Keshavarzian’s first impressions of Concordia, with its large community of Middle Eastern students, have been “very positive,” he said. His tenure-track position in the vibrant Political Science Department is his first as a full-time teacher.

“There’s a natural interest in the region, and an attachment,” he observed. “Not only are many of my students interested, but they have family members living in [the Middle East], they visit on a regular basis, and they speak and read the local languages.”

Keshavarzian, who teaches an introductory course on Middle Eastern politics, has had no trouble getting his students interested; if anything, his goal is to “make them step back a little bit from their immediate understanding of the region,” he said.

“I try to get them to think a little bit more broadly and analytically about the issues, [and] to reflect on what are some of the underlying factors driving the politics and societies of the region.”

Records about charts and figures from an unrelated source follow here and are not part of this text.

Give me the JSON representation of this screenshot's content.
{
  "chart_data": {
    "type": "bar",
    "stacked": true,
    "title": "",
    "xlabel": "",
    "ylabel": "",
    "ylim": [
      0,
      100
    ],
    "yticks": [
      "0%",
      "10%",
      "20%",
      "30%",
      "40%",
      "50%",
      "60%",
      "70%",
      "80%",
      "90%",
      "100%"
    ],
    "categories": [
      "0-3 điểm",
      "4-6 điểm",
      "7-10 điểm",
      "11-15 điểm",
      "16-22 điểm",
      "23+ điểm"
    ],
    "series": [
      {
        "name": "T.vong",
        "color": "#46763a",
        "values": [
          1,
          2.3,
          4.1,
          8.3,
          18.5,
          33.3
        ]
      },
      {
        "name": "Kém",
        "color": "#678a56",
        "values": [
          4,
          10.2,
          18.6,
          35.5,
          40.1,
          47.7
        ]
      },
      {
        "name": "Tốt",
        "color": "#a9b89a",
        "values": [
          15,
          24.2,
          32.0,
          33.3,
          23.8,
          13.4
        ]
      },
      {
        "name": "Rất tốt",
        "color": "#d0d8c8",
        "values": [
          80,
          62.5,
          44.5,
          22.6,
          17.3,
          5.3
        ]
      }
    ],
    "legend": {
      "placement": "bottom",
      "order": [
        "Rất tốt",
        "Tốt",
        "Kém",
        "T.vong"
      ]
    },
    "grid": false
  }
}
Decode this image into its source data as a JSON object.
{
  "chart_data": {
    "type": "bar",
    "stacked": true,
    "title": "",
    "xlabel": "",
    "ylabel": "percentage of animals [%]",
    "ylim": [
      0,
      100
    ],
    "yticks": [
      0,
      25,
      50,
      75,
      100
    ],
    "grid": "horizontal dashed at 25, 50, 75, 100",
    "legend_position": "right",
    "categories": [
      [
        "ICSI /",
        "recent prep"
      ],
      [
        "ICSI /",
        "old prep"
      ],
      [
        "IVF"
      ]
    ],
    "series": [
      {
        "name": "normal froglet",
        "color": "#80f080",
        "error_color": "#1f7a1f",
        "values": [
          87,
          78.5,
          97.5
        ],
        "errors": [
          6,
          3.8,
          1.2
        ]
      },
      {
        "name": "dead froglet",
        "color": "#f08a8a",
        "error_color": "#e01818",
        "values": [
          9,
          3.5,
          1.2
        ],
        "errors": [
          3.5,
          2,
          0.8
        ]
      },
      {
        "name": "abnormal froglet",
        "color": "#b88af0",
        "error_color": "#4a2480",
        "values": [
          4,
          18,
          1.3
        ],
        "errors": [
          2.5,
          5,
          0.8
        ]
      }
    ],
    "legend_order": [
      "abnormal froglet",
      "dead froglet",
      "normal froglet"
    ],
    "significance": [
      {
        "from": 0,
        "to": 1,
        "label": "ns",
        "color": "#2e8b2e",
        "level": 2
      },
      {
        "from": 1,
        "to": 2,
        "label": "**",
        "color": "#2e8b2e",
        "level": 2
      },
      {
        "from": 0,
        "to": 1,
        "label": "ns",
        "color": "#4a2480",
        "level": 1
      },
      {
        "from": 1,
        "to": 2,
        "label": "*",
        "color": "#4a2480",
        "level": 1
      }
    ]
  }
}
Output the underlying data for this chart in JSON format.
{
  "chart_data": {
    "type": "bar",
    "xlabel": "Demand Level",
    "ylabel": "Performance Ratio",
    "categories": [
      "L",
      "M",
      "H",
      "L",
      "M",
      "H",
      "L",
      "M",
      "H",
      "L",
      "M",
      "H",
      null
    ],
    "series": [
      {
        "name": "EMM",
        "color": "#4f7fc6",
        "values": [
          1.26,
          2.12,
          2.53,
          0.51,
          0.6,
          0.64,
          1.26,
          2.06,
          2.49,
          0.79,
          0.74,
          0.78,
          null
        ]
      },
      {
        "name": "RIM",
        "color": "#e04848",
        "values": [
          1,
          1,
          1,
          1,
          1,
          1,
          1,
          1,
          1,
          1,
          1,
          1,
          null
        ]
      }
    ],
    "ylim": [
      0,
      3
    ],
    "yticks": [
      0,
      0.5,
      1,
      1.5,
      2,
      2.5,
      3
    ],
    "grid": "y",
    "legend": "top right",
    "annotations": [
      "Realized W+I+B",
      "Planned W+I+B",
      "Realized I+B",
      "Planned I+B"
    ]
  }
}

In his dissertation, which he defended at Princeton just two months ago, Keshavarzian has written about politics in his native Iran. Specifically, he has researched the political organization of the bazaar, or central market, in the capital Tehran.

Comparing the bazaar’s potential for political mobilization before and after the Islamic revolution of 1979, Keshavarzian found that it has lost much of its potency as a force in Iranian society in the last couple of decades.

The Tehran bazaar, generally seen as a socially conservative bastion that has been supportive of the revolution, has become increasingly fragmented in recent years, he explained. This has been due largely to specific policies of the Islamic republic in such areas as urbanization, trade, and foreign exchange.

“If you would want to stereotype the bazari, he is considered someone who is extremely religious and socially conservative,” Keshavarzian said. What is often overlooked, however, is that there is also an economically liberal streak to the bazaar that, if recognized, would be quite compatible with the goals of reformists in Iran.

“What I find unfortunate is that many members of the reformist camp in Iran assume that the bazaar is supportive of the political status quo. They don’t work with some of these bazaris who would support their aspirations.”

Keshavarzian knows first-hand. He spent more than a year in Iran in 2000-2001, during which time he did many in-depth interviews with bazaris and observed their interactions. His aim was to fill a gap in the knowledge about the role of the bazaar in Iranian society.

“Many observers have talked about the important role played by the bazaar in social movements in Iran,” he said. “But while there is a general agreement on that issue, we have almost no field research on the bazaar.”

Keshavarzian’s research period coincided with the re-election of Iran’s president Khatemi, “a politically significant moment in Iran’s modern history.”

He found the people of Tehran very open to discussing politics. “Iran is an extremely politicized society, in part because of the revolution,” he said. “Whether it’s in taxicabs, in shops or in people’s homes, people are non-stop talking about politics.”